Today was about celebrating one of the most influential cricketers of all time. Today was about recognising Misbah. Today was all about Misbah. The Pakistani angel.
Through the second half of 14th July 2016, Misbah made the strongest statement he's ever made. He made the strongest statement Pakistan has made in the 21st century. That despite the fact that their administration is in a mess, their country is in ruins, that no team is willing to play in their backyard, that their star players are as inconsistent as they get, that they don't get half as many resources as other teams do, that they are not adequately paid, that despite everything they can make their mark on the world stage.
Misbah has shown us how superficial barriers, those of age, talent and the same can be overcome through strong will, through unflinching self-belief, through the sheer determination to defy all odds.
Even if there are no rewards.
Recognition at last?
Misbah batted through to stumps, remaining unbeaten on 110. Pakistan, a respectable 282 for the loss of six wickets. No matter what happens hereafter in the test or the series, this day, this innings will ensure Misbah's name goes down as one of the most important sportsmen of all time, even if it had not already.
It was not just about cricket. It was about Pakistan. It was about giving their people hope, that if they can overcome so much to climb to the top in world cricket, they can do it in other spheres as well. It just takes some time, a dedicated bunch of people led brilliantly, and a lot of courage.

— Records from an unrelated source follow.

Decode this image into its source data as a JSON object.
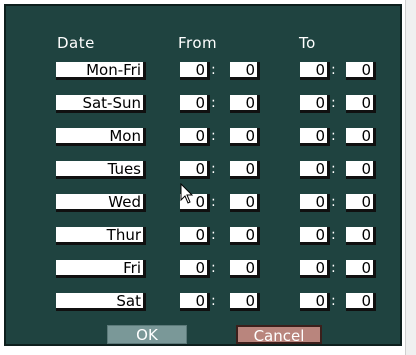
{
  "headers": {
    "date": "Date",
    "from": "From",
    "to": "To"
  },
  "rows": [
    {
      "day": "Mon-Fri",
      "from_h": "0",
      "from_m": "0",
      "to_h": "0",
      "to_m": "0"
    },
    {
      "day": "Sat-Sun",
      "from_h": "0",
      "from_m": "0",
      "to_h": "0",
      "to_m": "0"
    },
    {
      "day": "Mon",
      "from_h": "0",
      "from_m": "0",
      "to_h": "0",
      "to_m": "0"
    },
    {
      "day": "Tues",
      "from_h": "0",
      "from_m": "0",
      "to_h": "0",
      "to_m": "0"
    },
    {
      "day": "Wed",
      "from_h": "0",
      "from_m": "0",
      "to_h": "0",
      "to_m": "0"
    },
    {
      "day": "Thur",
      "from_h": "0",
      "from_m": "0",
      "to_h": "0",
      "to_m": "0"
    },
    {
      "day": "Fri",
      "from_h": "0",
      "from_m": "0",
      "to_h": "0",
      "to_m": "0"
    },
    {
      "day": "Sat",
      "from_h": "0",
      "from_m": "0",
      "to_h": "0",
      "to_m": "0"
    }
  ],
  "separator": ":",
  "buttons": {
    "ok": "OK",
    "cancel": "Cancel"
  },
  "colors": {
    "panel": "#1f4340",
    "ok": "#7a9898",
    "cancel": "#b9857d"
  }
}
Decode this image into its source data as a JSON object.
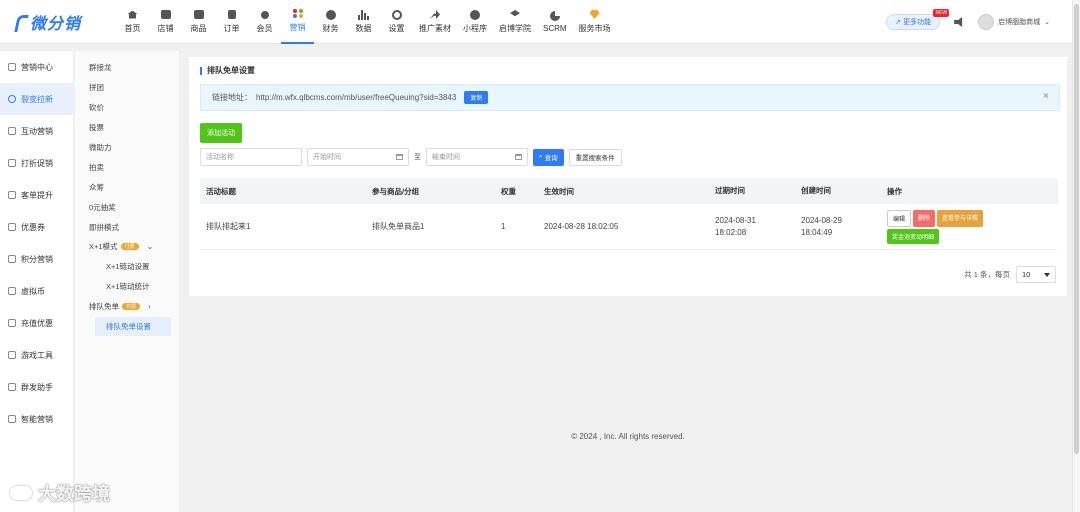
{
  "app": {
    "logo": "微分销"
  },
  "nav": [
    {
      "label": "首页",
      "icon": "home-icon"
    },
    {
      "label": "店铺",
      "icon": "store-icon"
    },
    {
      "label": "商品",
      "icon": "goods-icon"
    },
    {
      "label": "订单",
      "icon": "order-icon"
    },
    {
      "label": "会员",
      "icon": "member-icon"
    },
    {
      "label": "营销",
      "icon": "marketing-icon",
      "active": true
    },
    {
      "label": "财务",
      "icon": "finance-icon"
    },
    {
      "label": "数据",
      "icon": "data-icon"
    },
    {
      "label": "设置",
      "icon": "settings-icon"
    },
    {
      "label": "推广素材",
      "icon": "share-icon"
    },
    {
      "label": "小程序",
      "icon": "miniapp-icon"
    },
    {
      "label": "启博学院",
      "icon": "academy-icon"
    },
    {
      "label": "SCRM",
      "icon": "scrm-icon"
    },
    {
      "label": "服务市场",
      "icon": "market-icon"
    }
  ],
  "topright": {
    "more": "更多功能",
    "new_badge": "NEW",
    "user": "启博胭脂商城"
  },
  "side1": [
    "营销中心",
    "裂变拉新",
    "互动营销",
    "打折促销",
    "客单提升",
    "优惠券",
    "积分营销",
    "虚拟币",
    "充值优惠",
    "游戏工具",
    "群发助手",
    "智能营销"
  ],
  "side1_active": 1,
  "side2": {
    "items": [
      "群接龙",
      "拼团",
      "砍价",
      "投票",
      "微助力",
      "拍卖",
      "众筹",
      "0元抽奖",
      "即拼模式"
    ],
    "group1": {
      "label": "X+1模式",
      "badge": "付费"
    },
    "group1_children": [
      "X+1链动设置",
      "X+1链动统计"
    ],
    "group2": {
      "label": "排队免单",
      "badge": "付费"
    },
    "group2_children": [
      "排队免单设置"
    ]
  },
  "page": {
    "title": "排队免单设置",
    "link_label": "链接地址：",
    "link_url": "http://m.wfx.qlbcms.com/mb/user/freeQueuing?sid=3843",
    "copy": "复制",
    "add": "添加活动"
  },
  "filters": {
    "name_ph": "活动名称",
    "start_ph": "开始时间",
    "to": "至",
    "end_ph": "结束时间",
    "search": "查询",
    "reset": "重置搜索条件"
  },
  "table": {
    "headers": [
      "活动标题",
      "参与商品/分组",
      "权重",
      "生效时间",
      "过期时间",
      "创建时间",
      "操作"
    ],
    "rows": [
      {
        "title": "排队排起来1",
        "goods": "排队免单商品1",
        "weight": "1",
        "start": "2024-08-28 18:02:05",
        "expire_date": "2024-08-31",
        "expire_time": "18:02:08",
        "create_date": "2024-08-29",
        "create_time": "18:04:49",
        "ops": [
          "编辑",
          "删除",
          "查看参与详情",
          "奖金池变动明细"
        ]
      }
    ]
  },
  "pager": {
    "total": "共 1 条，每页",
    "size": "10"
  },
  "footer": "© 2024 , Inc. All rights reserved.",
  "watermark": "大数跨境"
}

When Misbah reached his century, he offered a salute and proceeded to do ten push ups. It was a light-hearted moment, a very un-Misbah like moment. But it brought a laugh, along with a warm, very warm set of applause from the sporting crowd. Not something he's used to, but something he deserves a lot more of.
This article doesn't mention any other player. Because today, Misbah deserves all the limelight he's never had, all the appreciation he's never had.
For today was all about Misbah, and the Pakistan he's tried so hard to revive.
It's taken him six years, and he's almost defied reality.